Her article also addressed two critical problems that contributed to the puzzling discrepancy between the grand jury report’s conclusions and Cardinal Rigali’s initial insistence that no credibly accused priest remained in ministry: The archdiocese and the grand jury abided by different standards for weighing the credibility of abuse allegations.
First the definition of “sexual abuse” employed in the Church’s norms is “vague. What is meant precisely by ‘an offense by a cleric against the Sixth Commandment of the Decalogue with a minor’? ” she asked.
A second problem introduced further confusion: “The grand jury’s standard for determining the credibility of allegations was different from the review board’s. Apparently relying on the Pennsylvania Crimes Code and the Pennsylvania Child Protective Services Law, the grand jury considered a wide range of behaviors reportable offenses,” she stated in the article. “The review board’s standard, in accord with the charge given to us in 2003 and at the insistence of archdiocesan canon lawyers, was the charter’s and norms’ problematic definition of sexual abuse.”
Diane Knight, the chairwoman of the National Review Board, confirmed during an interview that the grand jury report, and Cardinal Rigali’s subsequent suspension of additional priests, flagged several issues that would be examined when the nation’s bishops meet in Seattle in June.
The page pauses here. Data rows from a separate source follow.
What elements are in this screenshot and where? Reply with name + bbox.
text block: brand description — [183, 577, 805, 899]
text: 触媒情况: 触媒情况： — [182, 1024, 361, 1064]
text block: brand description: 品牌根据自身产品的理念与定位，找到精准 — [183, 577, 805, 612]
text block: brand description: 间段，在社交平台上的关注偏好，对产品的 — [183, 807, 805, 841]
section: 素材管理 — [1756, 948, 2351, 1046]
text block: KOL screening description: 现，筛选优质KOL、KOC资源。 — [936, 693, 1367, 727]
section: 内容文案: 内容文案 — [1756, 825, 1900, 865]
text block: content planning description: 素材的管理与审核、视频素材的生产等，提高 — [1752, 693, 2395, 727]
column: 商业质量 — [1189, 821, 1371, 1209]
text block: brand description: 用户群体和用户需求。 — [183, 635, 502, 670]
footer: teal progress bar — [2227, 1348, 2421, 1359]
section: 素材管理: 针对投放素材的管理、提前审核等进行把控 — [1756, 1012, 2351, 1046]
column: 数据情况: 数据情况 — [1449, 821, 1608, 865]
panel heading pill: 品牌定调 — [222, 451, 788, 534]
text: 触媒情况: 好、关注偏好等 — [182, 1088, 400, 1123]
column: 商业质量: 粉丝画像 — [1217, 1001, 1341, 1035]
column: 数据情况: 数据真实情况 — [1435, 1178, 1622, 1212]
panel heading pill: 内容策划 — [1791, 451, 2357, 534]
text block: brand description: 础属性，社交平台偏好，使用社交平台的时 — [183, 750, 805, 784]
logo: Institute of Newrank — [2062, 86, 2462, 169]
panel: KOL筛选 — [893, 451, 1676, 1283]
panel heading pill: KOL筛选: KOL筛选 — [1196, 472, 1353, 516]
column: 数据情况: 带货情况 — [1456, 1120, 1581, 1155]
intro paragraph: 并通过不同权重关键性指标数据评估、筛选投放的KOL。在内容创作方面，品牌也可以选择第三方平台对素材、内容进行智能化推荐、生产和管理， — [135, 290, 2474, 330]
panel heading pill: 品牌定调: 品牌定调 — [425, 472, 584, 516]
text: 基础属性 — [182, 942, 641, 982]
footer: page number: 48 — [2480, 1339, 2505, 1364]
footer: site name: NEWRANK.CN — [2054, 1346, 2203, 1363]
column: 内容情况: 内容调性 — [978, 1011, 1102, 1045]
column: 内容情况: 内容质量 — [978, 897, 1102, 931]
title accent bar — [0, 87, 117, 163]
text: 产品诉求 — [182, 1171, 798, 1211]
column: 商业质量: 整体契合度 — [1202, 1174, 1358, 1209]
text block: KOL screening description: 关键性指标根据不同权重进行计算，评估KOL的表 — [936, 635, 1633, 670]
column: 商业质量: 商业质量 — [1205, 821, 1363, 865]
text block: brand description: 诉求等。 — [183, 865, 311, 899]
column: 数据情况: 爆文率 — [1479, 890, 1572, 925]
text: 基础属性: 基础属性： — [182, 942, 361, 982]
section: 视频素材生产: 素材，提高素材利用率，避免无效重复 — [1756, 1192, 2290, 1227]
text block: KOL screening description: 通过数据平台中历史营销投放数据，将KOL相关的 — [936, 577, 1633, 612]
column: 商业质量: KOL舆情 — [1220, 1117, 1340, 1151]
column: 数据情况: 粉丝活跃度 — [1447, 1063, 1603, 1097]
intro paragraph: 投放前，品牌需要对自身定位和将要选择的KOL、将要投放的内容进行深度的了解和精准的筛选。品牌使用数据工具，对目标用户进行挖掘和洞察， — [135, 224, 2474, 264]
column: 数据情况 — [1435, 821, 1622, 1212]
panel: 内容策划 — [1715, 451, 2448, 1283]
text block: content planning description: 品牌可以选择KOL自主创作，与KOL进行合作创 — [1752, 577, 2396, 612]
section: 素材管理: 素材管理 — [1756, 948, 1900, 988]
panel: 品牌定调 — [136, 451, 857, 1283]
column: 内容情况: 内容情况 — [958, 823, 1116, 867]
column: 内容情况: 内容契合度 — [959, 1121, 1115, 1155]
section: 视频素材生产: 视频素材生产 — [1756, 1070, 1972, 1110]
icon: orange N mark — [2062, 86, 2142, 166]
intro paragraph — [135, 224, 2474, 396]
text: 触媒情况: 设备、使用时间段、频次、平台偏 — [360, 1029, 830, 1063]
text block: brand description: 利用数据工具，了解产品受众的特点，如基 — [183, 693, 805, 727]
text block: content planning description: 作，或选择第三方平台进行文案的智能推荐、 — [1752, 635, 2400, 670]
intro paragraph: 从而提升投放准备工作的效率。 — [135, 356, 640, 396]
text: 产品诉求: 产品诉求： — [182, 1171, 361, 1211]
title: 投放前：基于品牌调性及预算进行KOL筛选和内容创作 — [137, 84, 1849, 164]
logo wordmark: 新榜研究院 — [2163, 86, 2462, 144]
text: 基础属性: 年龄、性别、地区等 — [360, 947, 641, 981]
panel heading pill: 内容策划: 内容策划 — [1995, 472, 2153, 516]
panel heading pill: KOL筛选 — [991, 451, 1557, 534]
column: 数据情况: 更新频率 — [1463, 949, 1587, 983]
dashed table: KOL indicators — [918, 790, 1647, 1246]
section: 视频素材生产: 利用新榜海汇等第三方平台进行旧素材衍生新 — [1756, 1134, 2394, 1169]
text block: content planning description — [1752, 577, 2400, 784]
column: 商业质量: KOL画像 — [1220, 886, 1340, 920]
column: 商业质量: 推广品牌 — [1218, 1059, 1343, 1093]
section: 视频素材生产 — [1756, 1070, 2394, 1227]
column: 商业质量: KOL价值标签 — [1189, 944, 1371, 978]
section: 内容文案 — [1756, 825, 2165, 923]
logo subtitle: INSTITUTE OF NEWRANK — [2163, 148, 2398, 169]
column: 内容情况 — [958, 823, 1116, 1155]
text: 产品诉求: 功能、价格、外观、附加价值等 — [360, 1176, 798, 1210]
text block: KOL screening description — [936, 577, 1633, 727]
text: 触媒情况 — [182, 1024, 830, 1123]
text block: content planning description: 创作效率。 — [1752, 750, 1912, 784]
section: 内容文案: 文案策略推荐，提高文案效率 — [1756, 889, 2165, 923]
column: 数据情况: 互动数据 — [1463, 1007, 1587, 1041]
Regarding the apparent discrepancy between the “grand jury’s standard for determining the credibility of allegations” and the review board’s, Knight concluded, “I am sure that her [Catanzaro’s] experience is not unique. Other dioceses may also be dealing with similar issues.”
The Philadelphia Archdiocese was asked to comment on Catanzaro’s Commonweal article, and Kenneth Gavin, a spokesman for the Philadelphia Archdiocese, issued a statement that did not challenge the assertions in her article, but did not provide specific responses. The archdiocese’s investigation of the grand jury’s charges has not been completed. In addition:
“The Archdiocese of Philadelphia’s understanding of the best methods for investigating and taking action on reported allegations of sexual abuse, especially those that civil authorities do not pursue, has continually changed over the years. Despite all the work that has been done, there is clearly much more to do.”
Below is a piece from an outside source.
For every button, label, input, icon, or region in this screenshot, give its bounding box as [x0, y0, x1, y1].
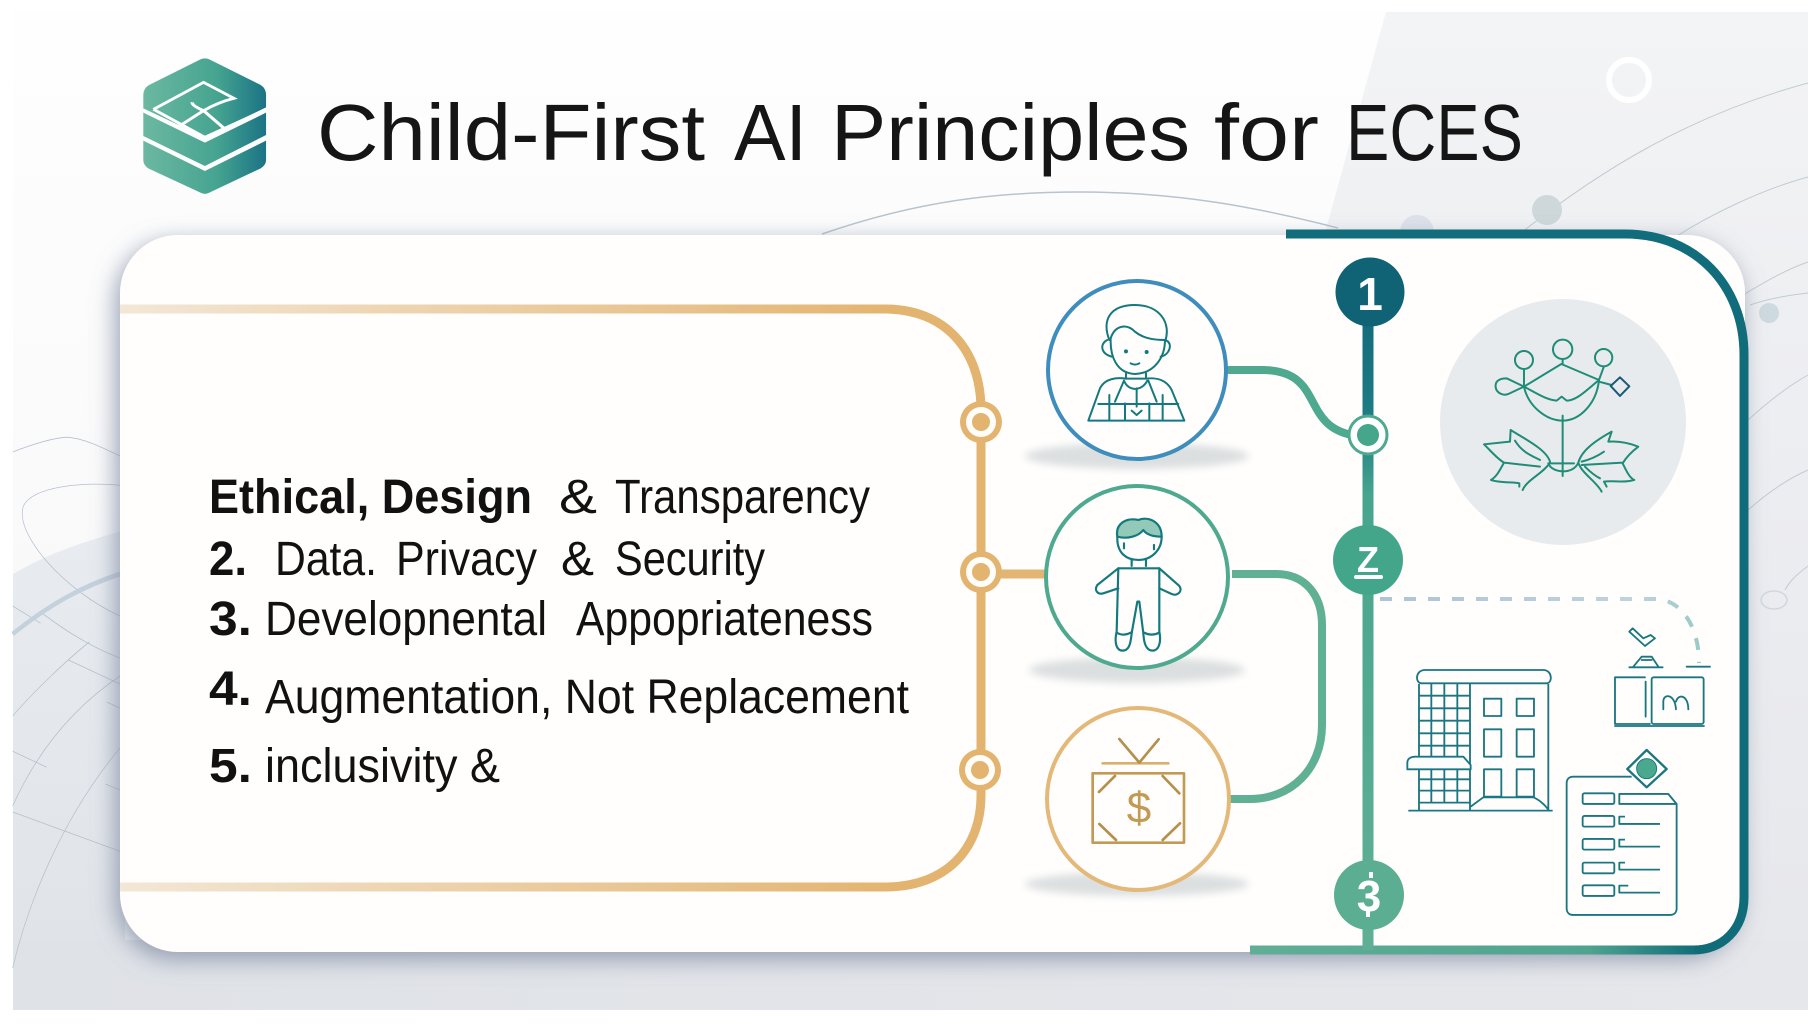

In the wake of the scandal, the statement continued, Cardinal Rigali “created a new position, delegate for investigations, to which he named Mr. Albert Toczydlowski, a former Philadelphia deputy district attorney with over 30 years of experience. Since taking this position, Mr. Toczydlowski … has been responsible for immediately reporting any new allegations (current or historical) to law enforcement.”
Ideally, the new Delegate for Investigations, along with the Office of Child and Youth Protection, which includes victims’ services and safe environment training, and the lay review board, will keep Cardinal Rigali well informed. Donna Farrell, a spokeswoman for the archdiocese, confirmed that after the grand jury report the archdiocese had hired at least three additional experts, including a victims services consultant and a former sex-crimes prosecutor, who is reviewing cases of concern to the grant jury.
Diane Knight suggested that larger U.S. dioceses with “significant resources” might replicate the Philadelphia Archdiocese’s decision to segregate victims services from the entire process of receiving and investigating abuse allegations.
But, as Cardinal Levada’s circular letter made clear: The archbishop, and no one else, bears ultimate responsibility for the protection of his flock from predatory priests.
Register senior editor Joan Frawley Desmond writes from Chevy Chase, Maryland.